Vani Kola, the founder and managing director of Kalaari Capital, stated, “we have had about 8-10 solid exits this year, some larger than the others. I think a couple of our funds have returned over 2X the capital raised, and still have significant portfolio holdings in them. I expect that most of our funds will offer somewhere between a 4X to 5X return in total distribution over time.”

In 2011, Kalaari Capital created a fund that has since proven to be its top performer in terms of returns. According to Kola, another opportunity fund, which was formed in 2016, continues to provide strong returns to its investors. Reliance Industries is among the LPs of the VC company, which is now investing from its fourth fund.

Approximately 40-45% of the fund has been deployed to date, according to Kola, and the VC firm needs to give follow-on funding to start-ups.

Kola's remarks come at a time when Indian entrepreneurs have seen record fundraising from both international and local venture capital (VC) and private equity (PE) firms, in a year that has so far produced 42 unicorns, or privately-held companies valued at over $1 billion.

So far this year, Kalaari Capital has invested $75-90 million in 22 investments, placing it among India's most active private market investors. This year, the early-stage VC firm partially exited a number of its top portfolio firms, including Dream11, Simplilearn, MilkBasket, and Shop101, among others, delivering good profits for its LPs.

The venture capital firm's biggest accomplishment to date has been a partial exit from Dream11, a fantasy sports firm owned by Dream Sports. Kola said the VC had repaid as much as $206 million to its LPs in a LinkedIn post dated 1 April 2021, without providing any specifics.

This year, Kalaari Capital made its first investments in a number of areas, including fintech, ecommerce, SaaS (software-as-a-service), and non-financial-transactions (NFTs) (non-fungible tokens). Kola claims that the VC company is still positive on these industries.

Kola added, “we invested in these deep-tech companies, because there’s this growing tsunami in the services industry, to the product industry, to emerging technologies and IP-based companies. These are things which we could not do for two to three years. I think largely put, all this is bringing this digital transformation, and social behavioral shift in India...it's representing that in a microcosm.”
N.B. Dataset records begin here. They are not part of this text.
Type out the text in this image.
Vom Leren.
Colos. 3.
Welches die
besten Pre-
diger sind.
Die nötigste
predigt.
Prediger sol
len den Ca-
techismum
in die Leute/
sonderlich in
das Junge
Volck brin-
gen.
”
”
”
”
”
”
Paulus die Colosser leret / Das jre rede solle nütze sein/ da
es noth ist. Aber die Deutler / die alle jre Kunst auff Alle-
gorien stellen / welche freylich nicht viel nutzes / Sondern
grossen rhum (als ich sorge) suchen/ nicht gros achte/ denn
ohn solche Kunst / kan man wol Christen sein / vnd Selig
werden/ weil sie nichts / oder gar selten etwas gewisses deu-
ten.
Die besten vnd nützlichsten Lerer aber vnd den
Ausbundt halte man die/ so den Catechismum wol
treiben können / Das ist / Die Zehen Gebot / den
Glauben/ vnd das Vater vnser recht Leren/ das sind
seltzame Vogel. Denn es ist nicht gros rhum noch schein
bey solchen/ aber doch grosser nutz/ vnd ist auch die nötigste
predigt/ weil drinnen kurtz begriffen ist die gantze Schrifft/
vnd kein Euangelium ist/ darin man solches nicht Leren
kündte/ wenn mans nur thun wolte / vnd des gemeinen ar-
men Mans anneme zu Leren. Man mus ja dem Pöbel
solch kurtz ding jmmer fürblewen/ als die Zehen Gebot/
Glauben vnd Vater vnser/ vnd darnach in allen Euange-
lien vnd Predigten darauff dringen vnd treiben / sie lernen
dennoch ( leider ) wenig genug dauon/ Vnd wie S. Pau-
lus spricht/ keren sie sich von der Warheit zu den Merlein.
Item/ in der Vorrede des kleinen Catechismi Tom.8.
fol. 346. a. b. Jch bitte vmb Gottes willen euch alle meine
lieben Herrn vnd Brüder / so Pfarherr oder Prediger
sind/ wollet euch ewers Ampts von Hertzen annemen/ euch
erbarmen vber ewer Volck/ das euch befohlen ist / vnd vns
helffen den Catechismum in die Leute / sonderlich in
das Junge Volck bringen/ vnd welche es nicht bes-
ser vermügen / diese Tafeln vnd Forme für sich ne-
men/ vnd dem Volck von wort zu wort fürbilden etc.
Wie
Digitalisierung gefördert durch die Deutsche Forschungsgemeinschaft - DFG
Kalaari Capital, according to Kola, will investigate other sectors in the near future, in addition to established ones like retail and infrastructure, in which the VC firm has never ventured. Kola underlined, “there are several things we don't invest in, such as traditional retail or infrastructure, because our focus is on tech-led innovation. In that sense, we will look at everything right now. We might believe in certain models or we might not when we actually meet them, but there is no sort of blacklist that I have.”

B2C (business-to-consumer), edtech and education, fintech, agritech, and food delivery, according to Kola, will continue to be "sunrise themes" in the years ahead, even if the business models of certain companies in these areas shift.

Kalaari Capital has invested in Guardianlink.io, an NFT platform, and Kola believes that a regulatory framework for crypto and blockchain technologies is urgently needed in India. She asserted, “many other countries have done that (regulatory framework), and I think it’s important, given the economic implications at many levels. By our estimate, (Indian) NFT companies this year alone have raised over $600 million in venture funding, but they're putting the company in Dubai or some other jurisdiction to be able to do that, because they can't do that here. I think we should enable that, and so I think we have to sort of create a thoughtful, regulatory clarity soon on allowing startups to build from here. We have a large blockchain developer group in India, which recently even Mark Zuckerberg and Mukesh Ambani spoke about.”

The venture capital firm recently established CXXO, a programme that aims to invest in woman firms. According to the program's website, the program's objective is to level "...the playing field for women founder-CEOs in shaping India’s digital future by creating exponential value in the economy". Kalaari Capital has earmarked $10 million for the programme, and backed three firms till date--Samosa Party, kindlife and Creative Galileo.